In August 2023, Pop Base was among the first accounts to share news of President Donald Trump's third indictment, before confirmation from mainstream outlets. This post was later cited in discussions about the speed and influence of social media reporting.

In May 2026, Pop Base announced an official affiliation with Indonesian Pop Base, an Indonesian entertainment news account and a former spin-off of Pop Base, making it their first official regional branch.

== Content and coverage ==
Pop Base regularly posts about celebrity news, music releases, tour announcements, award shows, and viral social media content.

In 2024, Consequence profiled the account for its theatrical descriptions of K-pop artists such as Seventeen's Mingyu, citing its resonance within fan communities.

The account often posts during major cultural events such as the Met Gala, Grammy Awards, and Academy Awards. It also highlights emerging stories or viral moments that may not yet have received broader attention.

Beyond entertainment, Pop Base occasionally reports on political or cultural developments, including high-profile court rulings or viral political moments. These posts typically present complex issues in simplified formats designed for mobile consumption.

A 2024 Forbes article about misleading parody posts on X included a reference to Pop Base, clarifying that it was not the origin of the satirical content but was noted in discussions of confusion around parody accounts.

== Reception and influence ==
Media outlets have examined Pop Base's role in the evolving landscape of online news consumption. Articles in Fast Company and Vox describe how accounts like Pop Base represent a shift in how younger audiences consume current events and entertainment news through social platforms.

During the 2024 election cycle, Pop Base's political updates were widely shared. Semafor reported that such accounts, by combining informal tone and simplified presentation, occasionally outpaced traditional media in reach and engagement.

Concerns have been raised about the potential for confusion when parody or stylized content resembles verified news. A 2024 Forbes article noted this trend but acknowledged it accounts for a small portion of the platform's content.

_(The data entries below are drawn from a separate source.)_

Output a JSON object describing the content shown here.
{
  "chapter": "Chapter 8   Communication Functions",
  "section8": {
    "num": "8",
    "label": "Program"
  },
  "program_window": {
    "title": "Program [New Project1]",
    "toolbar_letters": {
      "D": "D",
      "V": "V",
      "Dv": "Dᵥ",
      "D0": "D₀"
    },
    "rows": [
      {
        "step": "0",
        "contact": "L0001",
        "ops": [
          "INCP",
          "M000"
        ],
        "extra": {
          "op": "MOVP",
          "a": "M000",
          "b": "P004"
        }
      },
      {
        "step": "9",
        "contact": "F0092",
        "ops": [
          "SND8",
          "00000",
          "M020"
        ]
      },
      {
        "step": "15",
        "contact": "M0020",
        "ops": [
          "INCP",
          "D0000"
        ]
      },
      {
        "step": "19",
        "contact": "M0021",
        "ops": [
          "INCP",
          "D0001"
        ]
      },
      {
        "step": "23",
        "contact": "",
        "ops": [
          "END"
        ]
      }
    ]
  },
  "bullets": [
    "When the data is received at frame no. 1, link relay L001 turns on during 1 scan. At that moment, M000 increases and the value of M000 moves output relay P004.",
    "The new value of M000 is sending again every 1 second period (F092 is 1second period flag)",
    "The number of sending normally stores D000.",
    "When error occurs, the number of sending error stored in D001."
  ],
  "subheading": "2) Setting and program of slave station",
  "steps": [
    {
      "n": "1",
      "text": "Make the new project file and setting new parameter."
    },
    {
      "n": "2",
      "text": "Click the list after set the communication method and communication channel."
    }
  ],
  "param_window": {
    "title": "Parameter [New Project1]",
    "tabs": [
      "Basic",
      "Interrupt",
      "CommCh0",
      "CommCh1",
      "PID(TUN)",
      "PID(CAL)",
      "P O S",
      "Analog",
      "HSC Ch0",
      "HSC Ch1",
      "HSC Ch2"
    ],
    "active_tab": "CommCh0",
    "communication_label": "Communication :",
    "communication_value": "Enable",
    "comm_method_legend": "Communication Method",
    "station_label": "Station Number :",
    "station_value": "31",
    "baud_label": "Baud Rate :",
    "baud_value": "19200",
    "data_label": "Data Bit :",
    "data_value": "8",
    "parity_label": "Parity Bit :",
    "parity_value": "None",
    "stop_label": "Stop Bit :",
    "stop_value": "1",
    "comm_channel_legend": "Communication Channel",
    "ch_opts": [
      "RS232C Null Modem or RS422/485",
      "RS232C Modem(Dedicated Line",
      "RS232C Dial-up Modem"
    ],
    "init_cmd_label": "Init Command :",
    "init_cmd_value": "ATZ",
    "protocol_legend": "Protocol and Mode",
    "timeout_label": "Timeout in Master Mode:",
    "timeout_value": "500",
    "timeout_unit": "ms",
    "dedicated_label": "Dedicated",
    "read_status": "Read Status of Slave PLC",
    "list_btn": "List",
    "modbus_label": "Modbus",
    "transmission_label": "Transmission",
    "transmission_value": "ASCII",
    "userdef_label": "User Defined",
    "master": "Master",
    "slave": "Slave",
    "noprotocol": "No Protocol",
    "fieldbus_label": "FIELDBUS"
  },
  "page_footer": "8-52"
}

=== Spin-offs and fan accounts ===
The success of Pop Base has led to the emergence of numerous unofficial, fan-run, and parody accounts that emulate its format and tone. These accounts are not affiliated with Pop Base but often adopt similar branding, visual styles, and post formats. Examples include parody accounts such as Pob Base and Pop Base Updates, as well as region- or fandom-specific accounts like Pop Base Philippines, Indonesian Pop Base, and Korean Pop Base. Several accounts focus on particular music groups or artists, including P1H Base (for P1Harmony), ILLIT Base (for ILLIT), SB19 Base (for SB19), and Renjun Pop Base (for Renjun).

These unofficial accounts typically provide entertainment news, fan statistics, award tracking, and streaming updates tailored to their specific audiences. Some, like Pop Base Philippines, have gained visibility within niche communities. In May 2025, the account was cited in online wrestling publications for highlighting the viral success of professional wrestler Joe Hendry's theme song "I Believe in Joe Hendry" on the iTunes Philippines chart. In June, Bini performance of "Blink Twice" on Good Day New York was cited by Philippine news outlets such as Interaksyon, and Philippine Daily Inquirer. Jeline Malasig of Interaksyon described the post sharing the video as "page giving updates on Philippine pop culture".